The number of lawsuits claiming LivaNova’s Sorin 3T heater-cooler systems caused injuries have more than doubled in the last year. Now, a federal panel has decided the cases should be transferred to a single federal court to move them more quickly through the legal process.

The Judicial Panel on Multidistrict Litigation on Feb. 1, 2018, consolidated 39 lawsuits over the heater-cooler devices into a multidistrict litigation in Pennsylvania. At least another 33 state cases from around the U.S. may be included in the MDL.

The lawsuits claim the Sorin 3T spread bacteria during surgeries, leading to serious infections or patient deaths. The U.S. Food and Drug Administration has been investigating the devices and their relationships to infections since 2010.

The devices were originally manufactured by Italian manufacturer Sorin Group. It merged with Cyberonics, Inc. in 2015. The companies were renamed LivaNova following the merger.

Sorin Heater-Coolers Used in Most U.S. Bypass Surgeries

Heater-cooler devices are used in almost all open-heart, open-chest bypass surgeries. Six in 10 of those surgeries have relied on Sorin 3T devices in recent years.

Bypass operations require surgeons to temporarily stop a patient’s heart or lungs from working. Body temperatures can fluctuate dangerously in these procedures. Heater-cooler devices regulate a patient’s body temperature by heating or cooling heart-lung machines and surgical blankets.

The Sorin 3T devices may have been used in as many as 750,000 surgeries before regulators identified their link to infections. Because the type of infections involved can take years to show up, there could be dozens, if not hundreds, more lawsuits filed and included in the MDL.

Sorin Heater Cooler Patients Exposed to Bacteria, Infection Risk

The FDA issued a Safety Communication in 2015 warning that Nontuberculous Mycobacteria (NTM) could grow inside Sorin 3T water tanks.

“Although the water in the circuits does not come into direct contact with the patient, there is the potential for contaminated water to enter other parts of the device or transmit bacteria through the air (aerosolize) through the device’s exhaust vent into the environment and to the patient,” the FDA states on its website.

NTM infections can cause permanent lung damage in some cases. Symptoms are similar to other lung conditions, making a quick diagnosis sometimes difficult.

The FDA began receiving reports in 2010 of patients developing serious infections following bypass surgeries. But it wasn’t until 2015 that the agency determined Sorin 3T heater-cooler machines were likely connected to the problem.

Earlier Sorin Heater-Cooler Lawsuit Consolidation Rejected

People who had filed Sorin 3T Heater-Cooler lawsuits asked a federal panel to combine their cases about a year ago. But the U.S. Judicial Panel on Multidistrict Litigation (JPML) ruled in March 2017, there was no need.

MDLs allow several similar lawsuits to be managed more efficiently through the legal process.
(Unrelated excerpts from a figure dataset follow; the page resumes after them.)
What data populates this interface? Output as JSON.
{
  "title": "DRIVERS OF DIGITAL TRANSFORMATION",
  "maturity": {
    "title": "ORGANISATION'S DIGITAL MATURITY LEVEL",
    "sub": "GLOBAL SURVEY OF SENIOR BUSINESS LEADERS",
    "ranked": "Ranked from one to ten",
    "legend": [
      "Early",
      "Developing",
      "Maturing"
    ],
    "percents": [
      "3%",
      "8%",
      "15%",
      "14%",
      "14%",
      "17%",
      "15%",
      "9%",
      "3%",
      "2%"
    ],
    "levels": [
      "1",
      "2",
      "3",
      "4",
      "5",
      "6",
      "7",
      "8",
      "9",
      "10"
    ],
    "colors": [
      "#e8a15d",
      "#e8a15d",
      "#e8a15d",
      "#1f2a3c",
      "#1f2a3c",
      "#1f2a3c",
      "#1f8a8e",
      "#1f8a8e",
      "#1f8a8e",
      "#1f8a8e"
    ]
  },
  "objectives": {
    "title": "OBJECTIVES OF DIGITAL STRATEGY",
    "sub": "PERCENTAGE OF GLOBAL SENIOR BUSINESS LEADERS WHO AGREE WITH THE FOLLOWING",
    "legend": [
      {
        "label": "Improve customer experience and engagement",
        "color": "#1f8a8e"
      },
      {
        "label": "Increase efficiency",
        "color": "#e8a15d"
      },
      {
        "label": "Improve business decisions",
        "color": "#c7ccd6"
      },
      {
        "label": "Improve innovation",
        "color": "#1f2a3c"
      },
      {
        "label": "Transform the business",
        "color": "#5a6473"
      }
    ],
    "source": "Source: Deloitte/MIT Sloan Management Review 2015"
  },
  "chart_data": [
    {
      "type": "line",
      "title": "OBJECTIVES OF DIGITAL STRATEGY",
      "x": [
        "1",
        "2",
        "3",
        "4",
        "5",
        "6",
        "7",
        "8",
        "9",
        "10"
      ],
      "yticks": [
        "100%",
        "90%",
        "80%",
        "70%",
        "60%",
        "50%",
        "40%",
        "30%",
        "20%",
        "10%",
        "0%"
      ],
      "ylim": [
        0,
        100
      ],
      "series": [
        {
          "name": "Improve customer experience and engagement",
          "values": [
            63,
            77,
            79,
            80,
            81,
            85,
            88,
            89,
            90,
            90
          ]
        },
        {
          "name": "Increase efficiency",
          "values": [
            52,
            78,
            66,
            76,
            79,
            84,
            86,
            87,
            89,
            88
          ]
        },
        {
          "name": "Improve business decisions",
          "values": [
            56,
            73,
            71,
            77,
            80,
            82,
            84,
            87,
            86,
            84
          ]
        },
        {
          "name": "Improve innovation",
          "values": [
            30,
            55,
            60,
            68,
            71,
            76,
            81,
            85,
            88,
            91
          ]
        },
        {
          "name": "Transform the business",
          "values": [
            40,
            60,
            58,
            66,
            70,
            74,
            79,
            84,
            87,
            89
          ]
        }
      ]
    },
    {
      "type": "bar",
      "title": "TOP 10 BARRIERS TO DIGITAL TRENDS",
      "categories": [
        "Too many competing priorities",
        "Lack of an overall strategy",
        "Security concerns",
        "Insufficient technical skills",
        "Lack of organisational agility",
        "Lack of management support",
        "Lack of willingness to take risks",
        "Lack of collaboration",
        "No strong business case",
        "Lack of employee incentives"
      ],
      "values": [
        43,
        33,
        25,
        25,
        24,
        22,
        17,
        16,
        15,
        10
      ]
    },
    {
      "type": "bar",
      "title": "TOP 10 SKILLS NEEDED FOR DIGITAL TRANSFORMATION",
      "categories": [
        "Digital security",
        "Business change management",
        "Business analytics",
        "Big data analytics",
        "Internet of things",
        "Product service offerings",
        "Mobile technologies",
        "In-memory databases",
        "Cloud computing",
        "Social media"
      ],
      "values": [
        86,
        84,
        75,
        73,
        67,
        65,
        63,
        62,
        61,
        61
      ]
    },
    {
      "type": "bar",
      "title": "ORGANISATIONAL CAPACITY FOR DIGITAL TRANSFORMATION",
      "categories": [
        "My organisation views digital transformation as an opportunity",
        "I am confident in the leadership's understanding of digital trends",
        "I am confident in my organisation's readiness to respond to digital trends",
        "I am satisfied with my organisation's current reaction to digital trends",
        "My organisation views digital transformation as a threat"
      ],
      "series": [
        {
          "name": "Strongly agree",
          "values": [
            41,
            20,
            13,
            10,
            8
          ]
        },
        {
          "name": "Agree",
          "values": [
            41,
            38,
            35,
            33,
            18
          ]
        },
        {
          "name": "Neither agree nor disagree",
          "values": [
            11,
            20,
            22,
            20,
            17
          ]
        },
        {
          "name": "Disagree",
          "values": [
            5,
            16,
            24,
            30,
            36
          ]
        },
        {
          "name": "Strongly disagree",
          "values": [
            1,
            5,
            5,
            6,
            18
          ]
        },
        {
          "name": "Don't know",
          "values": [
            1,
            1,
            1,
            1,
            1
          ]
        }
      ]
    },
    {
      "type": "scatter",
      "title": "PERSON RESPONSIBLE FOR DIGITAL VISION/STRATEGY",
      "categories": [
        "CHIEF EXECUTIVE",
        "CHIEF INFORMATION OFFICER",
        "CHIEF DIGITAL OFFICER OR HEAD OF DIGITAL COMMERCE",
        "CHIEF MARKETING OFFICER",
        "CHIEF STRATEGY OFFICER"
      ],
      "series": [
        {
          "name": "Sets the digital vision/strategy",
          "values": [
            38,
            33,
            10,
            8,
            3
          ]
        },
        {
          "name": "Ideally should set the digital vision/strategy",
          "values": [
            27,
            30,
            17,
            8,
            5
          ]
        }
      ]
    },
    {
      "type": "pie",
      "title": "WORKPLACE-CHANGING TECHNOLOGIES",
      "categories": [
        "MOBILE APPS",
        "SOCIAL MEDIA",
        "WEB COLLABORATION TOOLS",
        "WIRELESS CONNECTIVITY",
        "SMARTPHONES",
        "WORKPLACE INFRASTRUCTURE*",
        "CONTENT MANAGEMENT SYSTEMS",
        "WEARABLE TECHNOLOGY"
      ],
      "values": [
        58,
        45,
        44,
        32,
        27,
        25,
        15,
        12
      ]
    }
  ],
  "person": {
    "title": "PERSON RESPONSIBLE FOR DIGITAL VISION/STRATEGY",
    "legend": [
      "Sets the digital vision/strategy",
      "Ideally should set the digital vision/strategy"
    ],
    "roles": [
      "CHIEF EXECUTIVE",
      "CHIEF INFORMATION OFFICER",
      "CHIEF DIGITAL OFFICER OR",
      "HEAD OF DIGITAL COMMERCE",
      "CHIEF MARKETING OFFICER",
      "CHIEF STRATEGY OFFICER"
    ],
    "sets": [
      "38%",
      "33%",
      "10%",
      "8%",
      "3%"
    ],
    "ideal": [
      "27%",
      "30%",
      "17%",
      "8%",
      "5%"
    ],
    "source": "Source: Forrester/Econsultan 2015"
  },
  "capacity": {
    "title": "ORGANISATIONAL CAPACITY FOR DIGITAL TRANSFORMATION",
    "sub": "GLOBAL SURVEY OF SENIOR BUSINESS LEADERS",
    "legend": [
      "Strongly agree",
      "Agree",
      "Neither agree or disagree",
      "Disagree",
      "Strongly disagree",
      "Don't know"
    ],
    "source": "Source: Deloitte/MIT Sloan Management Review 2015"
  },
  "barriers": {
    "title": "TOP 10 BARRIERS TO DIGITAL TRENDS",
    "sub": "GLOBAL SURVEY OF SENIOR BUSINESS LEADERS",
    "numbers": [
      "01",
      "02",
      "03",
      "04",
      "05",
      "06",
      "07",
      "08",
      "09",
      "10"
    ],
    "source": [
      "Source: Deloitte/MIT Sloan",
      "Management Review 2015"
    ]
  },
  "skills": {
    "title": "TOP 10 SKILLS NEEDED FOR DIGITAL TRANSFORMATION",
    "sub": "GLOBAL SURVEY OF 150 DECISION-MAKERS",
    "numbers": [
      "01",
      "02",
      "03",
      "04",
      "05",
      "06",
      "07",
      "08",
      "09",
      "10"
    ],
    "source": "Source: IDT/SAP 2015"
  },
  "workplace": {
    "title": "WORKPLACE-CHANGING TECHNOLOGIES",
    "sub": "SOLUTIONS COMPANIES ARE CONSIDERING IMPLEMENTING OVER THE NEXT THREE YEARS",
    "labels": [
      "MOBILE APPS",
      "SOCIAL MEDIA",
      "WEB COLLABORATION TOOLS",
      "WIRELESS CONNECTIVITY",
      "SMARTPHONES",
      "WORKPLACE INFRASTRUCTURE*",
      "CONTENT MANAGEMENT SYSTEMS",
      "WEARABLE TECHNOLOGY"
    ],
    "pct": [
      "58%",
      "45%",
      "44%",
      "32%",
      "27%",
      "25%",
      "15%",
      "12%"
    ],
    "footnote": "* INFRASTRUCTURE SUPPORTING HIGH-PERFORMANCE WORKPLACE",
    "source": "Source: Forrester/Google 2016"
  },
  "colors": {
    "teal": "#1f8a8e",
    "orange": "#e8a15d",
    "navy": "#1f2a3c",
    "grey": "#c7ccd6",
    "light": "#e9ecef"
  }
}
They eliminate duplication in pretrial proceedings. Individuals are still represented by their own attorneys, but panels of lawyers guide the consolidated cases through the MDL process.

At the time, only 16 lawsuits had been filed and 10 of those had been combined in a single court. By January 2018, the number of cases had more than doubled, and were spreading out across the country.

LivaNova’s attorneys requested that the JPML combine the lawsuits. The company faced actions filed in 21 federal districts and multiple states across the country. Dozens of different law firms represented the more than 70 people who had filed suit.

In its Transfer Order, the JPML found “there now are a significant number of related state court actions; and informal coordination of these actions no longer is practicable.”